あのプロ野球「盗塁王」が、給料ゼロで米独立リーグコーチになる事情 (5ページ目)
そう熱く語る大野の表情は、しばらく離れていた現場に戻れる喜びに満ちていた。この独立リーグでの指導経験を足がかりに、プロレベルの選手の移籍に関わるだけでなく、日本からアマチュアの選手を世界に送り出すことも考えている。
「僕が大学を卒業した頃は、プロでなくても行き先はいくらでもあったんですよ。だからレギュラーでなくても社会人に行って、野球ができました。でも、今はないでしょ。僕の感覚では、25、26歳になれば地に足をつけなくてはいけないと思うので、その歳で独立リーグ挑戦というのもどうかなというのがあるんですが、今は30歳ぐらいまでは自分の可能性を求めるのもアリかなと......。とはいえ、引退後の人生の方が長いので、若い人には野球だけでなく、いろんな経験をしてほしい。

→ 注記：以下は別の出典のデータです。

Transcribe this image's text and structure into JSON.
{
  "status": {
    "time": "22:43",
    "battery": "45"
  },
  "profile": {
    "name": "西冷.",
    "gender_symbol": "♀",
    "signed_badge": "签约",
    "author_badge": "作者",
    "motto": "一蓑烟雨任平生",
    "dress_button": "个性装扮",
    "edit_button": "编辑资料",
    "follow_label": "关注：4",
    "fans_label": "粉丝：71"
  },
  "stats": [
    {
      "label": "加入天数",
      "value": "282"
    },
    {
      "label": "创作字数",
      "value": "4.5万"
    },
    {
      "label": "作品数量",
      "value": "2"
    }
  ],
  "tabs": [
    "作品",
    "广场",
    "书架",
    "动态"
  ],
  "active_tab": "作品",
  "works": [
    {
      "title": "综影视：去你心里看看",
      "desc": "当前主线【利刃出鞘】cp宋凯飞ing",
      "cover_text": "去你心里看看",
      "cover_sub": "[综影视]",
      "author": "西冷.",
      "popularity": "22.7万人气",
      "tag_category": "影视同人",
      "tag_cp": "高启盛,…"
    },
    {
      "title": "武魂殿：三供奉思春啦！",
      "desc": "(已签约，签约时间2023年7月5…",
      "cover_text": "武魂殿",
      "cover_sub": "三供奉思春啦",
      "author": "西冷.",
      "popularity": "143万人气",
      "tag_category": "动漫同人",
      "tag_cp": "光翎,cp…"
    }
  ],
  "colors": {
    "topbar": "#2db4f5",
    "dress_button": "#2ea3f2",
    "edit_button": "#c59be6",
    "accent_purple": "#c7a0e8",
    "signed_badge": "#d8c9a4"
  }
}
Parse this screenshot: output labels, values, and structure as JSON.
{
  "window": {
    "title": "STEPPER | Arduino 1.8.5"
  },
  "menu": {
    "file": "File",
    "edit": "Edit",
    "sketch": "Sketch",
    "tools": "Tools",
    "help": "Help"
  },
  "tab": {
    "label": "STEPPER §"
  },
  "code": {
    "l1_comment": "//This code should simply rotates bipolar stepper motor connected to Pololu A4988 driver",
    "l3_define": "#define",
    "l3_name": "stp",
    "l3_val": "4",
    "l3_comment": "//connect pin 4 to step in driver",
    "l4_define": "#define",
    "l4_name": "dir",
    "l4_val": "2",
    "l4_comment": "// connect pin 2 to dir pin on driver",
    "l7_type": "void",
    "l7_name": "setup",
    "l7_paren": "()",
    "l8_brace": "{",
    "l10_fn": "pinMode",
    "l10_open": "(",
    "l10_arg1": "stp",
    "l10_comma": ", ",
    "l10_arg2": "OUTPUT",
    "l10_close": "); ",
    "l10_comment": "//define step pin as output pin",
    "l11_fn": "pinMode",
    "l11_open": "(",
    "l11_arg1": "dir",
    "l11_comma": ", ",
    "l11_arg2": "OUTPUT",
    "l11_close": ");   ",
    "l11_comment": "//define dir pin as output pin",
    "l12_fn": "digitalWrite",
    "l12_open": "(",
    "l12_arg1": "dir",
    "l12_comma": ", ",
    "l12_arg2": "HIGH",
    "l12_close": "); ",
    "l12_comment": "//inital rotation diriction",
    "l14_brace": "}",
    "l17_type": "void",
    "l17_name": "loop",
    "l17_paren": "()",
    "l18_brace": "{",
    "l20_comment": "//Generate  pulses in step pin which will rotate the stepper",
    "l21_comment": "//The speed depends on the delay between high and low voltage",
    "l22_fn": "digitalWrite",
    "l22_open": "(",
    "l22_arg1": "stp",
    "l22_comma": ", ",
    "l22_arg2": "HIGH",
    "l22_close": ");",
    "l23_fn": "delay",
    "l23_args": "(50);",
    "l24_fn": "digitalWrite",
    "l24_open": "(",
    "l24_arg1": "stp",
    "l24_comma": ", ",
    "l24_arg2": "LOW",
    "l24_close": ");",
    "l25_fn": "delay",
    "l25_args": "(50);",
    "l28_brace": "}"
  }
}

その橋渡し役もしたいと考えています」
アメリカでは初めての指導となるが、英語でのコミュニケーションについては「いやぁ、オーストラリアとアメリカの英語はずいぶんと違うらしいですから......」と言うが、指導の際、大きなアドバンテージになることは間違いない。
カンナム・リーグは5月18日に開幕したが、ビザの関係で大野の活動はアメリカ国内のみ。地元でのコーチデビューは25日になる。かつてNPBで盗塁王を獲った男の走塁技術はチームにどこまで浸透するのか楽しみだ。